Clearly I have the ability to write now, and in fact I am lucky that even at this nadir my experience of lyme is unpredictable — yesterday and today around 4 or 5 pm the cognitive symptoms lifted and I could concentrate for a little while, enough to take care of a few fires, and of course I was prepared and knew the important ones. Having a job and family I love helps — rather than sinking into the remaining symptoms I’d much rather focus on the things I care about when I can.
I am lucky that the first two weeks of the semester were relatively a good period (though tiring) so I was keeping up, Friday was a planned work at home day and now it’s the weekend. I’ll have to hope that these flare-ups continue to be relatively rare and confine themselves mostly to “convenient” times (i.e. days I am not teaching). Even so, with the CHI deadline coming up on Friday, losing days of work is hardly convenient and will require even more careful use of my time in the coming days.
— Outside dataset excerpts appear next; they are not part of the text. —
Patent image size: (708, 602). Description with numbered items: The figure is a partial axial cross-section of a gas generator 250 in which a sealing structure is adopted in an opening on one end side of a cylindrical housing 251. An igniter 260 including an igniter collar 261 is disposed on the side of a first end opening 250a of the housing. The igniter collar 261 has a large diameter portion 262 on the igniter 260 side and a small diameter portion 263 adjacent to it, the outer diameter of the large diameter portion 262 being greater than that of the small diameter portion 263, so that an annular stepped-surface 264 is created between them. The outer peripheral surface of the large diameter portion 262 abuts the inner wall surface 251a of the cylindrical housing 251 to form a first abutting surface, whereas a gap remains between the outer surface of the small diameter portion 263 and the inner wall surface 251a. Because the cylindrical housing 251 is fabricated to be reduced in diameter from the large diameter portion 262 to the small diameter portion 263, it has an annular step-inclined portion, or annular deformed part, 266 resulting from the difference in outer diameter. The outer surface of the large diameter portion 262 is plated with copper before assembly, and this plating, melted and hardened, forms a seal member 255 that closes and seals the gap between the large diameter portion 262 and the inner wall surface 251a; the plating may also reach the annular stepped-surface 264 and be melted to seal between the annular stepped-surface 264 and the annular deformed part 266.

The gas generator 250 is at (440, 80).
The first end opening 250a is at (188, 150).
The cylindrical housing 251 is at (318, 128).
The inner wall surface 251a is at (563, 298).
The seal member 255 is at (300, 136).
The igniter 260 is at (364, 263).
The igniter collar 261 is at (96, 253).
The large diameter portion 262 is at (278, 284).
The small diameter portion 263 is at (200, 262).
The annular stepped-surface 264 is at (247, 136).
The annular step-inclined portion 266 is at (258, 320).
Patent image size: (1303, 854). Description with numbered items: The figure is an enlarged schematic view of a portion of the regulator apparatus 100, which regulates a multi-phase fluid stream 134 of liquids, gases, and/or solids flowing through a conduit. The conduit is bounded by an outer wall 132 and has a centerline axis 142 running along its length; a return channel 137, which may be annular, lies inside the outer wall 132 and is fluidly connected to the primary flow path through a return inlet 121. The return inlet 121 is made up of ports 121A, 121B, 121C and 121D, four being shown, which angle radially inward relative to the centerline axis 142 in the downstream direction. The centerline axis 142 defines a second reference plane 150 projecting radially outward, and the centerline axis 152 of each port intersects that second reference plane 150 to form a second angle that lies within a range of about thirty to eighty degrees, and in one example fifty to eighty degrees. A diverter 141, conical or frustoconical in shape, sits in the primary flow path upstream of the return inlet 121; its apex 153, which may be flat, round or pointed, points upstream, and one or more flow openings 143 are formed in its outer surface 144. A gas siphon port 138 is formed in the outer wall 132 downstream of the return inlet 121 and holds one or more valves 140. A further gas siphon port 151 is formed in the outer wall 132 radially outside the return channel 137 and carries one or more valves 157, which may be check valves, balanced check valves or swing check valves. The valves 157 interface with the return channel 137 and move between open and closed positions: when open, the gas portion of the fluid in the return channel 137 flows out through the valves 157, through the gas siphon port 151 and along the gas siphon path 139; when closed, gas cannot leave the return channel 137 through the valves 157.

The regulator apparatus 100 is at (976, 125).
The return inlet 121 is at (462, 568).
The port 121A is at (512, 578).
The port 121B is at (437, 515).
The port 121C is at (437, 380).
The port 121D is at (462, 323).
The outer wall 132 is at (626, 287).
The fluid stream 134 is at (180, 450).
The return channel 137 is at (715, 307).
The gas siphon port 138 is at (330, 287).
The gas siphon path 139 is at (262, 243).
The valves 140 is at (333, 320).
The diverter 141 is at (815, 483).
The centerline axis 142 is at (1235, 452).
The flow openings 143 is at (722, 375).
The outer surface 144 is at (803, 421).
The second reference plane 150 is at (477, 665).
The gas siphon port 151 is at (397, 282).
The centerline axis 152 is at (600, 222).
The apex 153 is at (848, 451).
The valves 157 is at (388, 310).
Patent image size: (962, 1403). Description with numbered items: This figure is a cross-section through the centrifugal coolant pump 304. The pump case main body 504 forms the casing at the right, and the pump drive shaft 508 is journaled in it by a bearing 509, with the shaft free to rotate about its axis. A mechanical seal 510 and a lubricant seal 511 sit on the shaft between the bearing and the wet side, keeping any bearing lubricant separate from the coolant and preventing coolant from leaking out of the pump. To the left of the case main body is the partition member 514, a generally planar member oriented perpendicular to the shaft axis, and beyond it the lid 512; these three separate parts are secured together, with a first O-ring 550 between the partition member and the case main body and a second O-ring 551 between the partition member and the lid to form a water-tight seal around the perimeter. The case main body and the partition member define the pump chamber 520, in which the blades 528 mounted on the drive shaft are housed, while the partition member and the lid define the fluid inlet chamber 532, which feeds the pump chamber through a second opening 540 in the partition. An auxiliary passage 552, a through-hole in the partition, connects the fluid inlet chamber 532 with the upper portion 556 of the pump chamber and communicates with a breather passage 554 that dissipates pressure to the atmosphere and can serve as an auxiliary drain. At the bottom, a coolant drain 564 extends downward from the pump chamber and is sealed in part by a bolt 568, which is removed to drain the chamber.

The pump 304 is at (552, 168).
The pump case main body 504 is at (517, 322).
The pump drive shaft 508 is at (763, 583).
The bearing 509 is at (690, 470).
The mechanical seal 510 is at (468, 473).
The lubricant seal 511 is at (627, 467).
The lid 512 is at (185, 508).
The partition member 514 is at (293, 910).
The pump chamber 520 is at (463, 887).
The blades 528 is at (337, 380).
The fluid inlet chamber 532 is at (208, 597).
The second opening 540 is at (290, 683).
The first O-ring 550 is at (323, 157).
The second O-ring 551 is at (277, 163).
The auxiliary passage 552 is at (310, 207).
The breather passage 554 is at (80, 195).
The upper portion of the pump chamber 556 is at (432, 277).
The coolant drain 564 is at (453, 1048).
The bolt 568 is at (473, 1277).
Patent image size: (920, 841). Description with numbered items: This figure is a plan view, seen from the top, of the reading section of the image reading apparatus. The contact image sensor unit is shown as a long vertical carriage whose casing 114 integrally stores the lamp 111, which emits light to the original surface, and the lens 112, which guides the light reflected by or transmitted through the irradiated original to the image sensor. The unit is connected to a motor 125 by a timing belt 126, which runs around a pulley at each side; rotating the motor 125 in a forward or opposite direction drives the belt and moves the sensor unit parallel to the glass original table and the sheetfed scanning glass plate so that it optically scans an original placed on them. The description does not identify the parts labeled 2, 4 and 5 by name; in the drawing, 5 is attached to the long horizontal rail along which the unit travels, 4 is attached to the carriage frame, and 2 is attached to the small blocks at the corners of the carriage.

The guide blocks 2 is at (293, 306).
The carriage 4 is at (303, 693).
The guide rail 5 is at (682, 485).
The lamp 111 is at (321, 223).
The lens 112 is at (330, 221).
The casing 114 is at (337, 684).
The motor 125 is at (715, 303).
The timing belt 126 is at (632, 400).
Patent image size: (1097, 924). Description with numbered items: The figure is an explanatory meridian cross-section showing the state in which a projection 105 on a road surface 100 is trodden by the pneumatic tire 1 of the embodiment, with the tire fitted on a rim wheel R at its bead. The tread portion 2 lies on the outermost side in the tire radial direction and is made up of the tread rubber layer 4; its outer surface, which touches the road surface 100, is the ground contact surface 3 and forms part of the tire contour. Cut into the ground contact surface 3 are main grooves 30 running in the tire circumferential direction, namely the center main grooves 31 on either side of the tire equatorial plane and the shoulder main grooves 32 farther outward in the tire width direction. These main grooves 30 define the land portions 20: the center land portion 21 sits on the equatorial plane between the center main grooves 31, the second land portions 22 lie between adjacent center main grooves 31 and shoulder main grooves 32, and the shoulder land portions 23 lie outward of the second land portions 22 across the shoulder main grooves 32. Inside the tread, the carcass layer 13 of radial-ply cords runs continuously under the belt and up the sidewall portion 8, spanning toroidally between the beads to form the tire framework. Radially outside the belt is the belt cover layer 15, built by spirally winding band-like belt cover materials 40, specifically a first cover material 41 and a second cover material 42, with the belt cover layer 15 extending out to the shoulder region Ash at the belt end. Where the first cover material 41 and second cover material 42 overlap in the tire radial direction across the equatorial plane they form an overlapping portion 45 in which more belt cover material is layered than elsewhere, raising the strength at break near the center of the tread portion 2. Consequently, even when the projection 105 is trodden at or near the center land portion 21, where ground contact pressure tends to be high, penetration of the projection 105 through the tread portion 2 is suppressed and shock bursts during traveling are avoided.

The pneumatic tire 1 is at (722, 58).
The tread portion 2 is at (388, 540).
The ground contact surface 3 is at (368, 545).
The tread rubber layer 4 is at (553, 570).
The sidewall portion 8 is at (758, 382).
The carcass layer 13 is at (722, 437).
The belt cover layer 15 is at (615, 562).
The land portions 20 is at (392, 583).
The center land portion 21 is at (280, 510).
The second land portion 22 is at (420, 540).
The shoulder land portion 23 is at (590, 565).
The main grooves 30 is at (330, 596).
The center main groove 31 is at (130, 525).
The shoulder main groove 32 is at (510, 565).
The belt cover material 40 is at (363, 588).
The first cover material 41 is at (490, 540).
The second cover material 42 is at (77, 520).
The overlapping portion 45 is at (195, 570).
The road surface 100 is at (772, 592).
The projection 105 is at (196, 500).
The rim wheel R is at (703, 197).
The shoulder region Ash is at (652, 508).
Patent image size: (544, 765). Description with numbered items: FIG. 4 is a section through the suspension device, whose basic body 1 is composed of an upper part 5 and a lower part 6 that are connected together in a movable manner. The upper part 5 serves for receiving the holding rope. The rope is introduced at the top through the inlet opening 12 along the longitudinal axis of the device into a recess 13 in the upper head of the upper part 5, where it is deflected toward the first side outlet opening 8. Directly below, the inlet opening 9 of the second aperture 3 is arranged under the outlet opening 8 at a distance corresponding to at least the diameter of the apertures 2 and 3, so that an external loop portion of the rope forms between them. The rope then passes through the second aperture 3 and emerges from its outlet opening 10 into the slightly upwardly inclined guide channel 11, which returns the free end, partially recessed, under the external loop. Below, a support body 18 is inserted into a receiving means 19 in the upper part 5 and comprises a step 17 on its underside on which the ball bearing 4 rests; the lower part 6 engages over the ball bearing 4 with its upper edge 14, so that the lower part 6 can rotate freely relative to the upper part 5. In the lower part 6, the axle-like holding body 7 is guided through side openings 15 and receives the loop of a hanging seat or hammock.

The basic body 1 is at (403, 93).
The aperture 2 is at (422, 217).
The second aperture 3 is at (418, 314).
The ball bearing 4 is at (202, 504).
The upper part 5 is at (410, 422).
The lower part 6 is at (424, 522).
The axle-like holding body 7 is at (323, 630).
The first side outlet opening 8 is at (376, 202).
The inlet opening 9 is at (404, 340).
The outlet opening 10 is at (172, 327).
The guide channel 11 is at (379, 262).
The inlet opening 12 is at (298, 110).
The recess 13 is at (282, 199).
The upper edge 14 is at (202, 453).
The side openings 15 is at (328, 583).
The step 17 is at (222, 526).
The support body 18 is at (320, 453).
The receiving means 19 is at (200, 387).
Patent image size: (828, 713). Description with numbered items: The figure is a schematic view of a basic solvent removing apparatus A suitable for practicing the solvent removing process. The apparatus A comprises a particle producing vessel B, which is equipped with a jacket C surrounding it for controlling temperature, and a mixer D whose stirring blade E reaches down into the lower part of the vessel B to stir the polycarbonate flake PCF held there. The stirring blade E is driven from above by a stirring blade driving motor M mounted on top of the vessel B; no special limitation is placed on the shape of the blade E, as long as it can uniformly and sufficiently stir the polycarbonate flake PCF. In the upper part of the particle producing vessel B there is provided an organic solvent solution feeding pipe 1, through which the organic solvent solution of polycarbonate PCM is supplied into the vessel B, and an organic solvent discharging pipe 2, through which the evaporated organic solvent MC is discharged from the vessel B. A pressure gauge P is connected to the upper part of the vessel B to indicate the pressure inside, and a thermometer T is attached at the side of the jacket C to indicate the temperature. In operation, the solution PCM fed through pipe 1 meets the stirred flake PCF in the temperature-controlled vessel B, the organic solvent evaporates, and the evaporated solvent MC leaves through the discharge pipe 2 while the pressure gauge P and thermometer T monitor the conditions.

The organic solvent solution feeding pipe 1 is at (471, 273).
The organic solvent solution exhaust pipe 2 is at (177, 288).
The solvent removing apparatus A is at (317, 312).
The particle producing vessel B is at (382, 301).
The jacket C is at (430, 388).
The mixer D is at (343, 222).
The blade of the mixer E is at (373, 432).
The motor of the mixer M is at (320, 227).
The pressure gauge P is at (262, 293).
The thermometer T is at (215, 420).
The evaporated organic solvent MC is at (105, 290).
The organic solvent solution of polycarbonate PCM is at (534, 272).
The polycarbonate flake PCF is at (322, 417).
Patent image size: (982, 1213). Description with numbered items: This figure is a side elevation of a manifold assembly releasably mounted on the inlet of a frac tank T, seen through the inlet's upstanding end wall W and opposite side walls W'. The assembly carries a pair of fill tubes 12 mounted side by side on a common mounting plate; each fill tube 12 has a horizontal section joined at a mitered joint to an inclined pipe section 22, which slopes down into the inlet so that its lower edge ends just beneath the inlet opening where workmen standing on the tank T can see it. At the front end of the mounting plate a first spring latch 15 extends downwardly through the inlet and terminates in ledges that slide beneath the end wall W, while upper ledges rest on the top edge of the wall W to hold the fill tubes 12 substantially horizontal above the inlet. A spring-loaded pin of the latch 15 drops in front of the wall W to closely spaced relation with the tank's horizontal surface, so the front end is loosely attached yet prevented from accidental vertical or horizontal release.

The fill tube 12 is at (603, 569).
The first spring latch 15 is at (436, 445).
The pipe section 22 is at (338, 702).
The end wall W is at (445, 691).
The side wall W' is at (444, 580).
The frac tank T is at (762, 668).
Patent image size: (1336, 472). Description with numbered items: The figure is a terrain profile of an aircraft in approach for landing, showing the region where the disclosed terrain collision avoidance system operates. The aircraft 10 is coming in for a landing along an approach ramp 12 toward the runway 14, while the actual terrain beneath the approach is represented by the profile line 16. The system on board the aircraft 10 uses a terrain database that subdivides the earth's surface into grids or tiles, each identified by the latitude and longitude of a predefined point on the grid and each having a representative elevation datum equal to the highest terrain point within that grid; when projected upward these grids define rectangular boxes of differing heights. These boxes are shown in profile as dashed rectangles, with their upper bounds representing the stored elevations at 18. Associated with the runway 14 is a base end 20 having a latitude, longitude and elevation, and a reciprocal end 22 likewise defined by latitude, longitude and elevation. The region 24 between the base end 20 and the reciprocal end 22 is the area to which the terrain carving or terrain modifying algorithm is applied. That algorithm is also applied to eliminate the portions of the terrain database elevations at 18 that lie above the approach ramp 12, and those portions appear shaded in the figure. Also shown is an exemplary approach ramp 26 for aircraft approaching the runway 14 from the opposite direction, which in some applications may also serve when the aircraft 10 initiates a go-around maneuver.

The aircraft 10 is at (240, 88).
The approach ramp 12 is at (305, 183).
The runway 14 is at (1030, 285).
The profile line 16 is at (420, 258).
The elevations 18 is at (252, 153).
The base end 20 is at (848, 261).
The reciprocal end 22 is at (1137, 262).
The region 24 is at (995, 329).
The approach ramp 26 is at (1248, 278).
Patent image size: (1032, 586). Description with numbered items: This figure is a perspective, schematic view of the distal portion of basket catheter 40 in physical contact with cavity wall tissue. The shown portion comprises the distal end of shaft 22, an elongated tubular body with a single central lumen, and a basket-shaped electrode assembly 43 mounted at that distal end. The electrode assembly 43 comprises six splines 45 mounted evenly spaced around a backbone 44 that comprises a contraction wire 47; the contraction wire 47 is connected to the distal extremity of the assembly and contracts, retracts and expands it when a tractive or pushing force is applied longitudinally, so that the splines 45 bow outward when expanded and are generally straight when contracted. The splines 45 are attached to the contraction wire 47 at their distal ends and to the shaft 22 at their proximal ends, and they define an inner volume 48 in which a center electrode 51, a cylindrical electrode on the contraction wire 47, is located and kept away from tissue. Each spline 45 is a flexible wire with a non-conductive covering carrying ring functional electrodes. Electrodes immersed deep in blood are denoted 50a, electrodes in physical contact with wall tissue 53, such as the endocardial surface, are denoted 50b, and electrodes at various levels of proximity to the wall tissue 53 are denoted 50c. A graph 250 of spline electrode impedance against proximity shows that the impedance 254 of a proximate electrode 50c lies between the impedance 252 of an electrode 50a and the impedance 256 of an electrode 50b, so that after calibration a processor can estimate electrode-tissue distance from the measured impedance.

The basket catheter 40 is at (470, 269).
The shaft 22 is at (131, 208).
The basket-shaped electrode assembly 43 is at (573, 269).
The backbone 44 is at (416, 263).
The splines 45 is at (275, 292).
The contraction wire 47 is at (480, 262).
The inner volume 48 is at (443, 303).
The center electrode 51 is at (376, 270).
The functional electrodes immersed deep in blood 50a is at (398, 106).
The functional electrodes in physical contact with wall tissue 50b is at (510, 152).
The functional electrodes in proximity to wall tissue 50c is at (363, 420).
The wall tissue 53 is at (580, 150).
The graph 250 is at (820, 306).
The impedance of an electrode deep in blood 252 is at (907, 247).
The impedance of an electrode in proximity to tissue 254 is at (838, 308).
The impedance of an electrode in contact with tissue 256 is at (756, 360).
I remember that when I first began to comprehend what I was facing, around the time I started this blog, I read some other blogs (linked off of this one in fact), and found an essay on this same topic. The author talked about embracing her flare-ups by pampering herself with time, simple enjoyable activities (like a good movie if she was up for it) and compassion. While most of the essay (above) has to do with how to maintain my job in the face of lyme’s unpredictability, her advice is worth following. When work is neither possible nor enjoyable, acceptance, compassion, and a good pampering are a crucial ingredient to something equally important — maintaining my sanity.